When so-called love takes a very nasty turn.

One woman's comment that "he grabbed me and was banging my head, and I wasn't sure whether he was going to bash my head in first or strangle me" was all too typical of the horror stories told in this contribution to BBC1's Hitting Home season.

No one is safe from domestic violence. Rich or poor, famous or unknown - all can hand out or be on the receiving end of domestic violence.

The presence of familiar faces such as David Soul and Clarissa Dickson Wright might have persuaded more viewers to watch a programme on a difficult subject, but the testimony of ordinary people was sufficiently effective in laying out the details of domestic violence.

Amazingly, Drew and his wife Kath allowed cameras to be set up in their home and spy on domestic life as they tried to re-establish trust in their relationship.
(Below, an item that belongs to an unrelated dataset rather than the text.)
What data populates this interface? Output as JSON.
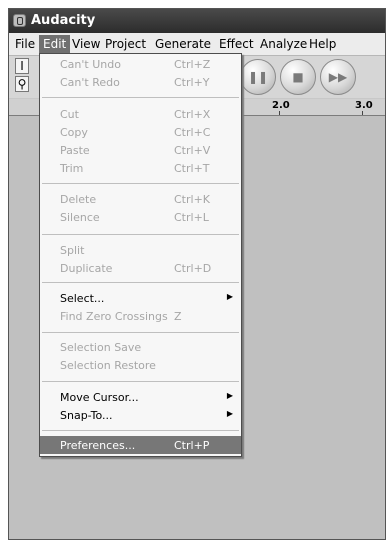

Previously, police had been called after Drew violently assaulted his wife following months of increasingly abusive behaviour. Now they were trying to patch things up. "There was one time you strangled me so badly my whole face and neck went red and swollen, and you didn't let go for a long time," she reminded him.

"He had my face down on the bed so I couldn't breath properly. I was very scared how far he was taking it," she added.
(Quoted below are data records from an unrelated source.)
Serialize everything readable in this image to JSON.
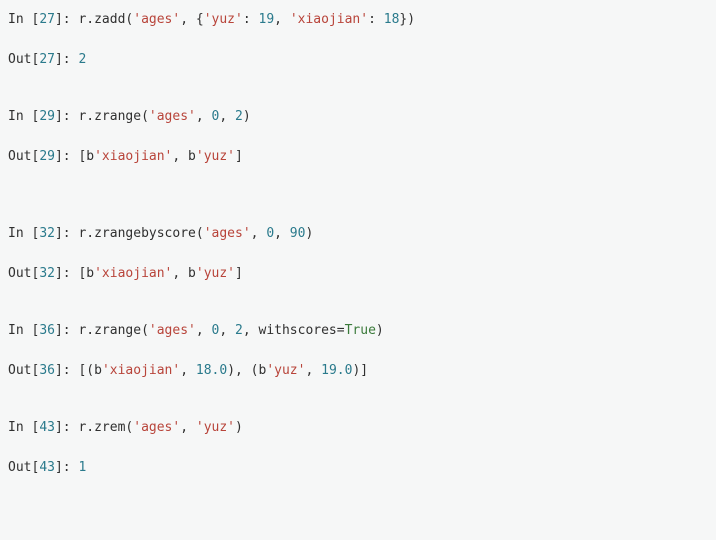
{
  "cells": [
    {
      "in_num": "27",
      "code": "r.zadd('ages', {'yuz': 19, 'xiaojian': 18})",
      "out_num": "27",
      "output": "2"
    },
    {
      "in_num": "29",
      "code": "r.zrange('ages', 0, 2)",
      "out_num": "29",
      "output": "[b'xiaojian', b'yuz']"
    },
    {
      "in_num": "32",
      "code": "r.zrangebyscore('ages', 0, 90)",
      "out_num": "32",
      "output": "[b'xiaojian', b'yuz']"
    },
    {
      "in_num": "36",
      "code": "r.zrange('ages', 0, 2, withscores=True)",
      "out_num": "36",
      "output": "[(b'xiaojian', 18.0), (b'yuz', 19.0)]"
    },
    {
      "in_num": "43",
      "code": "r.zrem('ages', 'yuz')",
      "out_num": "43",
      "output": "1"
    }
  ]
}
The aspect that non-sufferers can't understand is how she can even allow him in the house after such an attack.

The footage we saw of their attempted reconciliation wasn't hopeful. They seemed unable to talk civilly to each other. It seemed only a matter of time before Drew snapped again.
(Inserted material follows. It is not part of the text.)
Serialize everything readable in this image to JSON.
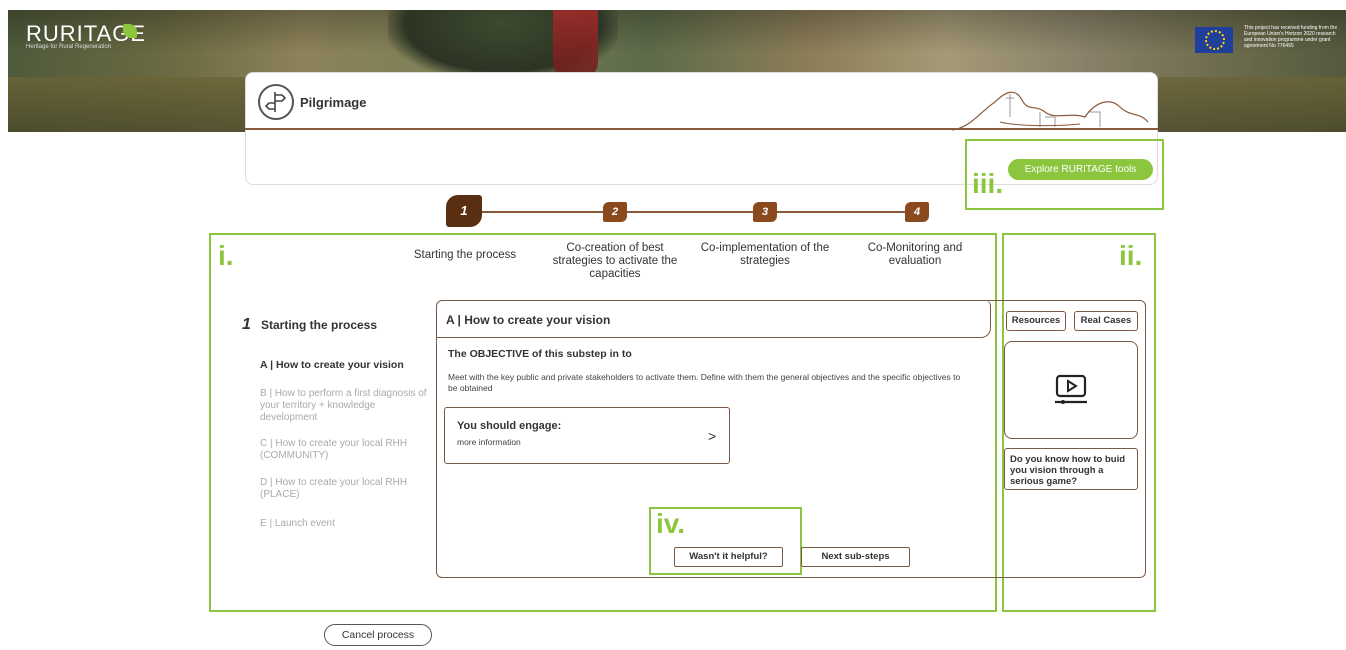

The couple have a five-year-old daughter, who must be aware of the tension in the house. Rhys, 15, and Reah, 22, certainly knew of their father's behaviour towards their mother Stephanie. Reah, for instance, saw her pregant mother on the floor being kicked by her husband.

Stephanie is still having her jaw reconstructed following the attacks.

"In my own stupid way I thought he would change. It was a pattern, a way of life I learned to accept it," she explained.

TV presenter Wendy Turner Webster told how her first proper boyfriend had an obsession with pornography, and wanted her to do sexual things she didn't want to do. The physical abuse was not as bad as the mental abuse, she said. "Anything I liked he would target, like threatening to take a knife to my dog."

She provided a clue as to why abused people don't leave. "You have no confidence in yourself to do that. You have been brainwashed to such an extent you are nothing without this person," she said.